A report released by research firm Dealogic noted that there was no tech IPO icecreakers in the first quarter of 2016 on U.S. exchanges. The last time this happened was in the first quarter of 2009, following the collapse of Lehman Brothers as the Great Recession hit the American economy.
It’s a relief, now that America is recovering from the recession, however, the factors by the overall volatility of the US stock market and public/private valuation discrepancies are troublesome for some startups. Moreover, shares of many tech mammoths, including Google, Facebook, Amazon and others, took an unexpected plunge in early February before making a noteworthy comeback in the remaining quarter.
Currently, more than 20 tech startups have filed to go public, only to wait for the markets to improve, or to stabilize, so they can raise decent capital. If market conditions don’t improve soon, then some of these cash-trapped companies are likely to forgo IPO ambitions and pursue different means for financial growth. While, once freewheeling tech startups, whose investors are now demanding a fat-check in return, will have no other choice but to prepare for an (involuntary) acquisition. Given that some of the biggest names in the technology sector are hit by the slump in the US stock market, it’s highly unlikely that these tech companies will be acquired.
Two years ago, the stock market scene in the tech sector was quite different. In the second quarter of 2014, more than 20 tech companies debuted at deal values exceeding $8 billion. Another 10 tech companies went public the following quarter, including Alibaba, which set a record-breaking $25 billion IPO.
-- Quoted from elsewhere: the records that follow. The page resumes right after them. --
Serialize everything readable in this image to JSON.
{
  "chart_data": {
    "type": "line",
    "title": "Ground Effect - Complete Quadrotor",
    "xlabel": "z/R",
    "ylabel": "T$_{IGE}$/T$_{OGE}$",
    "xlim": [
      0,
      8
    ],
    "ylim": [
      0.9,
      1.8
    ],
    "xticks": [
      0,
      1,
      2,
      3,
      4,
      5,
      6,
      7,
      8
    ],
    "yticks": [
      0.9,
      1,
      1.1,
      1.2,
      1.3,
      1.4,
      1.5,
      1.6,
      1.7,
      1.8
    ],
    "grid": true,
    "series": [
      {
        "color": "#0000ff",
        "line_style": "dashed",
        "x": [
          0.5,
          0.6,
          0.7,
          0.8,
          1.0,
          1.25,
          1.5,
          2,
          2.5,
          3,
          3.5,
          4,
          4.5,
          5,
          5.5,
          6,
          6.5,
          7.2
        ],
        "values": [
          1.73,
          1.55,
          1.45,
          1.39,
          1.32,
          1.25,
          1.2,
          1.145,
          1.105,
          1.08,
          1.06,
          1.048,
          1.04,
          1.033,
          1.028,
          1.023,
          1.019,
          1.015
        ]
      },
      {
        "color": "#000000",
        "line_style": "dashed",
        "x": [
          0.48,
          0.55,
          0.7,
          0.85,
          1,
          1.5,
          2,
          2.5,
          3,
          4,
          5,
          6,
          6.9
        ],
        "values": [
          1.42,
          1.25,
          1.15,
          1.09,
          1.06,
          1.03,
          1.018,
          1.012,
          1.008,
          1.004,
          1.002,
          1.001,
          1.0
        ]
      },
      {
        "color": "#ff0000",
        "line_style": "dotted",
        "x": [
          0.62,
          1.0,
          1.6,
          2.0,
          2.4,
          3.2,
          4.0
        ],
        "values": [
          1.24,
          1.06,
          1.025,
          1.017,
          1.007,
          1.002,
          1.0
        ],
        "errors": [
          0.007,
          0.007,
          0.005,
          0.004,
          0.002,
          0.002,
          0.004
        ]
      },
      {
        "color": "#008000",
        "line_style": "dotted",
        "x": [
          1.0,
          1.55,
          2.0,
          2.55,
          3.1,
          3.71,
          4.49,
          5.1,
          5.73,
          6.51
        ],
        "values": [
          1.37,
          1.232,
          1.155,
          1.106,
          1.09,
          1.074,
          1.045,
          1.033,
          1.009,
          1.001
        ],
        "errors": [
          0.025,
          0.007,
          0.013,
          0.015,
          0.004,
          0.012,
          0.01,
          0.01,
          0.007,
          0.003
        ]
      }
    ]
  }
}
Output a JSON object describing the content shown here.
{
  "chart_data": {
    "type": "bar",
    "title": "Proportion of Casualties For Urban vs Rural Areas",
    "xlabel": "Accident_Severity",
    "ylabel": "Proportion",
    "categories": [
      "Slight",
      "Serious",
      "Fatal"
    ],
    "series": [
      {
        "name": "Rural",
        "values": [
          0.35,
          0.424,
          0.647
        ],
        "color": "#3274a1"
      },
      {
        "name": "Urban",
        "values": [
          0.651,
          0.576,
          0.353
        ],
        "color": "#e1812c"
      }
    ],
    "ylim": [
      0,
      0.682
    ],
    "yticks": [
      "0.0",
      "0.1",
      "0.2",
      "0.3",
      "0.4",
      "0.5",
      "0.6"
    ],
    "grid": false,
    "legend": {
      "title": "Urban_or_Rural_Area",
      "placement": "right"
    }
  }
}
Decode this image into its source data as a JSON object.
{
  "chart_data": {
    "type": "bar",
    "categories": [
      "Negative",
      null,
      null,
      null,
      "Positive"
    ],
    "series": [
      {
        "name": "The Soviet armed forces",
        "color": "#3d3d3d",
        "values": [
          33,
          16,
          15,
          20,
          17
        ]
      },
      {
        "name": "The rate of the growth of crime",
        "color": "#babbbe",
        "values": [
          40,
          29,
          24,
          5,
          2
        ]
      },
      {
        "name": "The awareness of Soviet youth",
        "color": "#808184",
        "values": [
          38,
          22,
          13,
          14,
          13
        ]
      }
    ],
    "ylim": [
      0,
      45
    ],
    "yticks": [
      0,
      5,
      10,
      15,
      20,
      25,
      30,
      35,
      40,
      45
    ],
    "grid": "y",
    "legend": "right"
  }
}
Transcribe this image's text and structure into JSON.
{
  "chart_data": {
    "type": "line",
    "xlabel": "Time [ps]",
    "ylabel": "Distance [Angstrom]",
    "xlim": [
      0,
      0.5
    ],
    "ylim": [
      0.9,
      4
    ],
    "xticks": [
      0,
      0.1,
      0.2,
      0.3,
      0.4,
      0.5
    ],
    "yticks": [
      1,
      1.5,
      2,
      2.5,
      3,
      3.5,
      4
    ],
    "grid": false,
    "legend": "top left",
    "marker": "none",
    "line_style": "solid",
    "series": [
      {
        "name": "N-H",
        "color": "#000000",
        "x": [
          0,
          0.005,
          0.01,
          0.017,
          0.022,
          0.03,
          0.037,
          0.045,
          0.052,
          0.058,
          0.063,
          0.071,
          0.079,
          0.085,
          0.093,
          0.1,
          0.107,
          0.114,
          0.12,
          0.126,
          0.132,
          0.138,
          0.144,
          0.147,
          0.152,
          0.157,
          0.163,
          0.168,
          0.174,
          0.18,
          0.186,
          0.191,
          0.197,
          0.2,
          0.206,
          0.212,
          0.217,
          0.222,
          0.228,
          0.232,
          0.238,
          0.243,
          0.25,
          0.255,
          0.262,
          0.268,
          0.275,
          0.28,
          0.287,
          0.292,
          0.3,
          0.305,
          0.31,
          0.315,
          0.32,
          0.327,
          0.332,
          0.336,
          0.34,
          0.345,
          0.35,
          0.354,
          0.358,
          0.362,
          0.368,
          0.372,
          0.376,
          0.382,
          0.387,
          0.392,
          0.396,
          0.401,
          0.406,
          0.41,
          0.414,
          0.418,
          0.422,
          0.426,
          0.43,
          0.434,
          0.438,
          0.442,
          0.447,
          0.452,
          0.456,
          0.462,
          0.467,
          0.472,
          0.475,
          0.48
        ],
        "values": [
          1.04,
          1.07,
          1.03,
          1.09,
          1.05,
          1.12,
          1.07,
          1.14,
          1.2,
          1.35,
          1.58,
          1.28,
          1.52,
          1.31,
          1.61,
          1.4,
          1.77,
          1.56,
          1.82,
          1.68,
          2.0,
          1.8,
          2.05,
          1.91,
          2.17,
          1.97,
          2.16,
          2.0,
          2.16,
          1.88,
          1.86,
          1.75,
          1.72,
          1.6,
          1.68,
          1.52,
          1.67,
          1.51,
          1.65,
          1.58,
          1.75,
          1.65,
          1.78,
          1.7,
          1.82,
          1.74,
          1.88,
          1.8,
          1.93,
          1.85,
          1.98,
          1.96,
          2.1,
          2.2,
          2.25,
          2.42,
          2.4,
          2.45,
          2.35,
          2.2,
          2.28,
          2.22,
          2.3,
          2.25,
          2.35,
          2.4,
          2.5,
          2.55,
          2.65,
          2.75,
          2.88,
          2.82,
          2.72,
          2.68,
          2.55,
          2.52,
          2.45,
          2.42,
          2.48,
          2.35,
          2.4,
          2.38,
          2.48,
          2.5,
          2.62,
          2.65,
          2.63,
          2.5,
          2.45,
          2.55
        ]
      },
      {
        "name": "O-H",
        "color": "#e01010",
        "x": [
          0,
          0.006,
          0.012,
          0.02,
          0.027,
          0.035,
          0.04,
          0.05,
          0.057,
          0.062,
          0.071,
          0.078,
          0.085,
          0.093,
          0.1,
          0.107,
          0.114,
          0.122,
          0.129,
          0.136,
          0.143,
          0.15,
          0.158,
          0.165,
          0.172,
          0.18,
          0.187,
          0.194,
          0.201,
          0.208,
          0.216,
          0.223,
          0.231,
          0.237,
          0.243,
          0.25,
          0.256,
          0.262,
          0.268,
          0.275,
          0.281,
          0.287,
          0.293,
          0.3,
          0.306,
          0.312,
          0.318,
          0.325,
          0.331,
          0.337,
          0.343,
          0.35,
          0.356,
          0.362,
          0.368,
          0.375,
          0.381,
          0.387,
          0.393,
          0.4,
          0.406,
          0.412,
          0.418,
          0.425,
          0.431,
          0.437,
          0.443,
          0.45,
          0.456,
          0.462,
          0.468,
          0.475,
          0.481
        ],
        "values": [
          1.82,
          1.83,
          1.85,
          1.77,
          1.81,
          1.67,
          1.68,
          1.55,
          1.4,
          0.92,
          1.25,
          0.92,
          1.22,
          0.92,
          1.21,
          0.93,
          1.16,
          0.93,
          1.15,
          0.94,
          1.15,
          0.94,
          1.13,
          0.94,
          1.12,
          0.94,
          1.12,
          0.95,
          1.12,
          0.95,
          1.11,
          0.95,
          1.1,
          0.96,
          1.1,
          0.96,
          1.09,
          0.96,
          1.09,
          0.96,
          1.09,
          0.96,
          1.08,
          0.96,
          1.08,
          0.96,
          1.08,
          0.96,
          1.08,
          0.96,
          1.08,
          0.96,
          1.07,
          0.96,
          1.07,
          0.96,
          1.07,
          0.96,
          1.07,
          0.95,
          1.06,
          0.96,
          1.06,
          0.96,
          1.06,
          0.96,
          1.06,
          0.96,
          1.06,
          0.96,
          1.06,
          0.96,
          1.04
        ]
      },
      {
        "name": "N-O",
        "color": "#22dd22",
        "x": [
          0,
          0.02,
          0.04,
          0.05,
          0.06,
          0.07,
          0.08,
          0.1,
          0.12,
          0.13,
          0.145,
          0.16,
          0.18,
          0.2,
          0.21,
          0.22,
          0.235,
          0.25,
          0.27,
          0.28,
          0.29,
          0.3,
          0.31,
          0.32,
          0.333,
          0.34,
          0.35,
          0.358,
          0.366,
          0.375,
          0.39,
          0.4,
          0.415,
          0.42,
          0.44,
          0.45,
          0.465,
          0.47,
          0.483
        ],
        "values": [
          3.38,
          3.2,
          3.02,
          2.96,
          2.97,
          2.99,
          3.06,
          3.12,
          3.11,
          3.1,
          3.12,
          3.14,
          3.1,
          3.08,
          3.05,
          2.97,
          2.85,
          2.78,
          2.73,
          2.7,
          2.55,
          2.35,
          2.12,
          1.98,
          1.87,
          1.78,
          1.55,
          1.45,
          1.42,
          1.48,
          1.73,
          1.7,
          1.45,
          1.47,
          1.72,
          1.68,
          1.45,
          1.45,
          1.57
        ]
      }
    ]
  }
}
Tech startups began steering of IPOs in 2015, even as a large number of them continued to raise a hefty sum at overzealous valuations concocted by private investors. Presently, more than 140 tech companies have billion dollar valuations, of which 90 are based in the U.S. Uber is the most noteworthy name, with its $62.5 billion valuation followed by Xiaomi at $46 billion, and Airbnb at $25.5 billion. These 22 technology companies represent a diverse range of technologies from nanotechnology to cleantech to biotech. Some of these companies were seeking to raise more than $1.5 billion based on their disclosed offer amounts.
Lately, financing in Silicon Valley seems to have taken a backseat. Startup funding in the fourth quarter of 2015 fell by 30% to $27.7 billion. Meanwhile, a lot of tech companies are cutting overgenerous perks, laying off employees, and even reassessing their business models.